Après tout, un amendement similaire a été rejeté par la commission, point ! Tous les amendements rejetés au préalable par les commissions saisies au fond ne sont pas nécessairement des artifices de procédure et, pour autant, leurs auteurs ne se plaignent pas d’être les victimes d’une sorte d’injustice. Les commissions jouent leur rôle en votant ou non ces amendements.

J’en viens au fond de cette proposition de loi. Les textes autour desquels nous parvenons à nous unir au sein de cette assemblée, de manière transpartisane, et qui nous paraissent essentiels au rétablissement d’une certaine mémoire de notre pays sont extrêmement rares. Or nous sommes devant un texte de cet acabit.

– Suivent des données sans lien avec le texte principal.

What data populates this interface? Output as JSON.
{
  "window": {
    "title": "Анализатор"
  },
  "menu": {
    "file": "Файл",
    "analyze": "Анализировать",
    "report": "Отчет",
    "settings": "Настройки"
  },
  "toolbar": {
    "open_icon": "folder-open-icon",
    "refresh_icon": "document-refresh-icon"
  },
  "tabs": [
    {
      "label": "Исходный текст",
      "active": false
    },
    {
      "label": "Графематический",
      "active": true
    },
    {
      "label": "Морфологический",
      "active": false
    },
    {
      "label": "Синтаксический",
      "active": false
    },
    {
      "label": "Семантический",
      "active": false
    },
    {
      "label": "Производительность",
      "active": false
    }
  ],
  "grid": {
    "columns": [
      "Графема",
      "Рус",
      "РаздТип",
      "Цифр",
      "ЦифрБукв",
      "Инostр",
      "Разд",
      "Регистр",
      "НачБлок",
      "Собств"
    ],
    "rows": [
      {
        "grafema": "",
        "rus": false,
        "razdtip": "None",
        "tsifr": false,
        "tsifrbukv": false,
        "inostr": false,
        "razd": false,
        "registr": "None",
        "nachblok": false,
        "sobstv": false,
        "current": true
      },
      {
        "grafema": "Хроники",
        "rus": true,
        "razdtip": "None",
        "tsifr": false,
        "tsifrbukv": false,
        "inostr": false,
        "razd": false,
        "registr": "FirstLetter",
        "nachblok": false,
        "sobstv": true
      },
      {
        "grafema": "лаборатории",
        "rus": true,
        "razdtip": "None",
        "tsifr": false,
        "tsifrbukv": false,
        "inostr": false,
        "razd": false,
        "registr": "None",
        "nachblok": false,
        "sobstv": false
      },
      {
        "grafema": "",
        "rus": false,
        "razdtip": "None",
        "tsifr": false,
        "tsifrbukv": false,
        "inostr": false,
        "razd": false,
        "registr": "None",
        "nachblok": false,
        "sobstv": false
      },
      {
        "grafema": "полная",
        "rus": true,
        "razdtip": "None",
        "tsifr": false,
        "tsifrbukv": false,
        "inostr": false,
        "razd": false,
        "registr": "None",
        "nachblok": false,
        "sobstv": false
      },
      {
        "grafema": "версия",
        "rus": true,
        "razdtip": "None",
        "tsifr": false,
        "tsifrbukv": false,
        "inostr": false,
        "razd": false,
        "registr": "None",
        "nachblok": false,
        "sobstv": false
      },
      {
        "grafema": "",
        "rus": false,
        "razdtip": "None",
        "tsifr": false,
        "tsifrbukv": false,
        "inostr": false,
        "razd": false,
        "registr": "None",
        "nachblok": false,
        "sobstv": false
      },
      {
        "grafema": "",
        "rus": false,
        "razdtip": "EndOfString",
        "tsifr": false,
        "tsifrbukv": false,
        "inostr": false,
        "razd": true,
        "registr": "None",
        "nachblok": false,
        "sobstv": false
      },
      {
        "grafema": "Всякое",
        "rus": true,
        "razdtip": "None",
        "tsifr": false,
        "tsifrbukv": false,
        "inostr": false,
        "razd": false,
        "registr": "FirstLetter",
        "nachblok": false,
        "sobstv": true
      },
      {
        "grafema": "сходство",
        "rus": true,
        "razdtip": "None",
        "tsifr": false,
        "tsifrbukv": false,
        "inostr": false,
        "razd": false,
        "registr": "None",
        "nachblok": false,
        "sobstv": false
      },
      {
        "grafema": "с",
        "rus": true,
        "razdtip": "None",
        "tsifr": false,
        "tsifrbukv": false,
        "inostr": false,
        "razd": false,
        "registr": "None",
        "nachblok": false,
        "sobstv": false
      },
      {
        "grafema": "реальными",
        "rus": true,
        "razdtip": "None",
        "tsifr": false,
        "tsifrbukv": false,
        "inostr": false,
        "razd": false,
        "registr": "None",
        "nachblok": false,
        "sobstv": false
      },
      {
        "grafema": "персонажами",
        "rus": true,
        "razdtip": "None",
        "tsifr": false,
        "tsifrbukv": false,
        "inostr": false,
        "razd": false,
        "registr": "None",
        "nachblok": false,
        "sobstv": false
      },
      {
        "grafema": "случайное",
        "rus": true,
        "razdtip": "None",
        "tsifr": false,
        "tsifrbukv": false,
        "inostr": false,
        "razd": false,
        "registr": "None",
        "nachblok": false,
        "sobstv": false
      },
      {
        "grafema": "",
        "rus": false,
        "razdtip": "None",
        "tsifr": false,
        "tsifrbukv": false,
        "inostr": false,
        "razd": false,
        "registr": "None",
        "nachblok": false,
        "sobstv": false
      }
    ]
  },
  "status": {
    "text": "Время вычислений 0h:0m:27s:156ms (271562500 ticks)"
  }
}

Aujourd’hui, nous, sénateurs, sommes en mesure de dire que notre pays peut réhabiliter la mémoire d’un certain nombre de condamnés, dont on sait parfaitement qu’ils l’ont été pour faire régner l’exemplarité dans une situation difficile et un contexte de guerre, et non pour des actes réels qu’ils auraient commis.

Le véritable artifice est celui qui consiste à proposer d’étudier les situations au cas par cas. Comme cela a été rappelé, une telle étude a déjà été engagée, et il a été démontré qu’il était impossible de la pousser plus loin, car les dossiers manquent.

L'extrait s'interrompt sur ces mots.